Something strange to think about, is given infinite electricity, perhaps from nukes, some tropical areas exceed ten feet of rain annually, that improves the ratio quite a bit. Ironically if you "must" evaporatively cool, you're better off doing that at a very high latitude where the outside air temp is low most of the year or deep in the south where you get many feet of cooling rain per year but mid-lattitudes where I live where we only get "forty inches" of rain per year are the worst place to build a DC.
(Score: 2, Interesting) by shellsterdude on Sunday January 12, @07:12PM (1 child)
In my town there is a giant "artistic" fountain that is just a giant tube point up at a 45 degree angle pouring water out in a column into a drain. Now, I'm sure some water gets lost in the splashing and evaporating. That said, you have to be pretty dense to assume they are just running water down the drain. In reality it's nearly a closed system with the water in the "drain" being pumped back through the pipe. I assume datacenter do the same thing. Water goes through the system, through a bunch of radiators to disperse heat, through some sort of filtration system, and then back through the whole system again. So saying that data centers "consume" 4 million gallons of water a day is pretty disingenuous. This kind of reporting comes across as about as genuine as the concern over straws in the central US ending up in sea turtle noses. It's just not an issue.
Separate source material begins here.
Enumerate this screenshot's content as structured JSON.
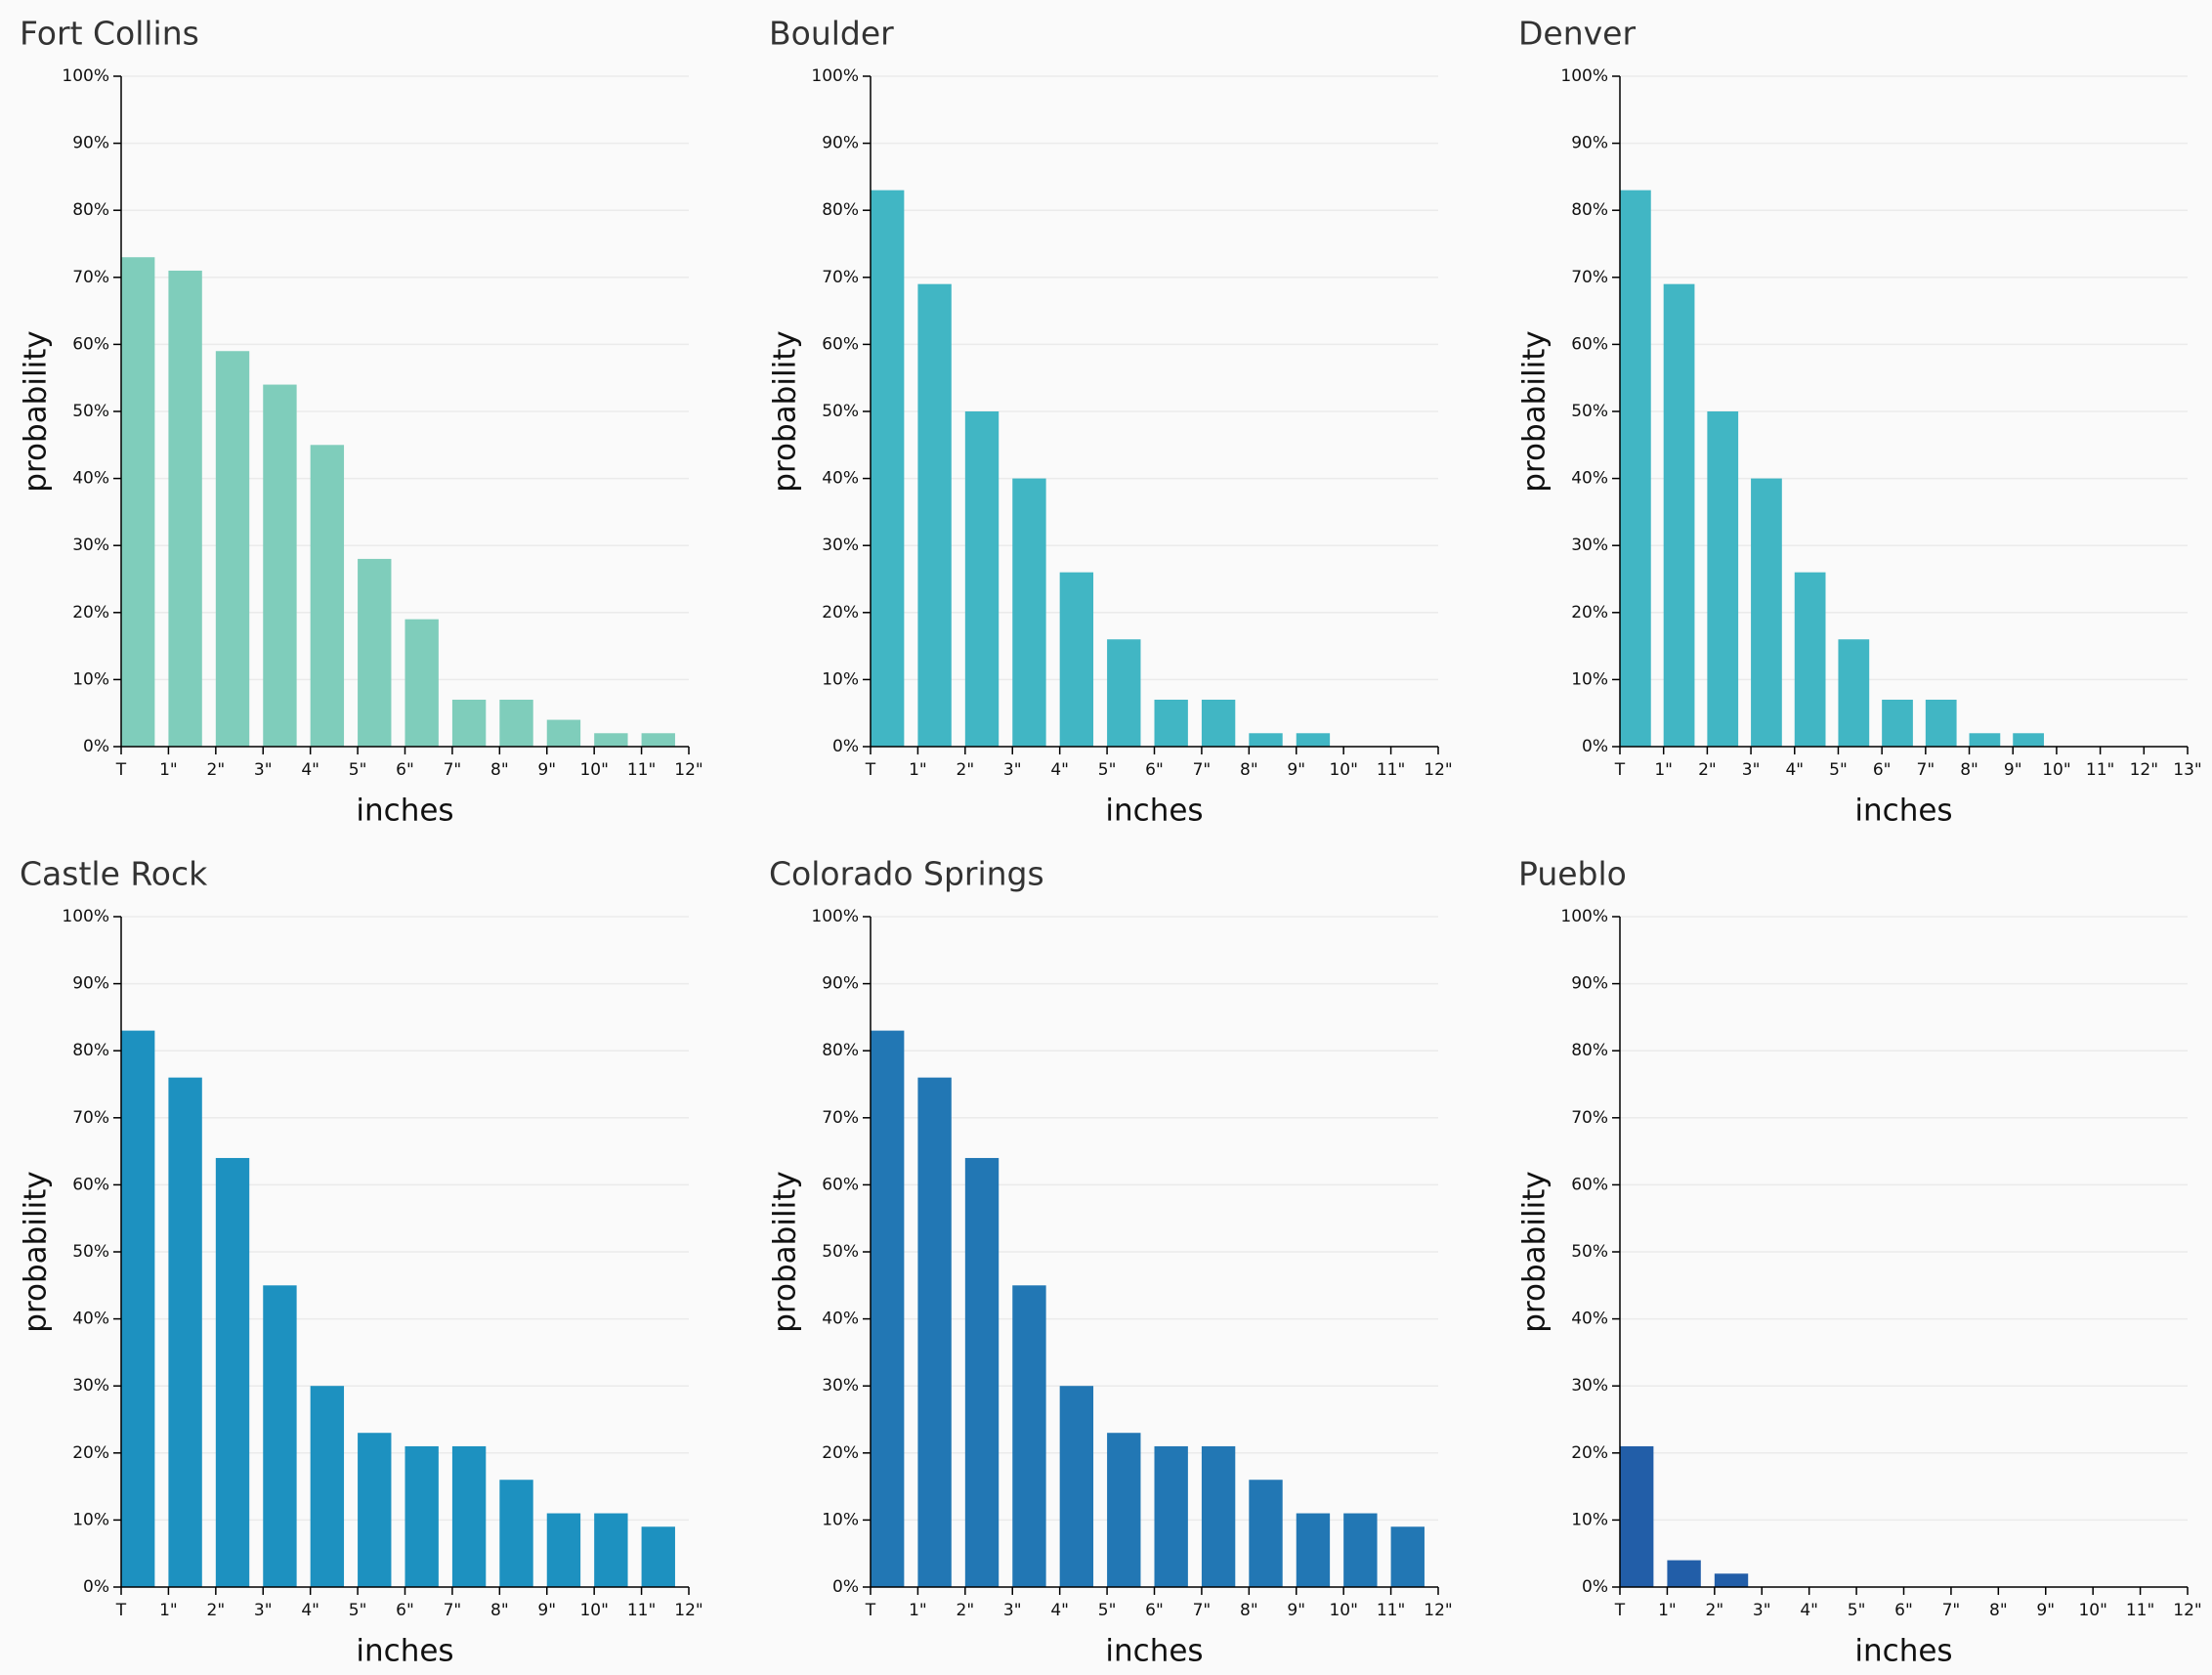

Water conservation is important, but the fact that something requires a fairly large capacity of water as an initial startup, isn't that big of an issue as long as that initial water is drawn during low demand and stored.
(Score: 0) by Anonymous Coward on Sunday January 12, @08:49PM
If you just spray water mist on your cooling radiators, you can improve their cooling pretty drastically. Evaporating water sucks up a lot of heat. You don't get to recycle that water without throwing away the cheap cooling.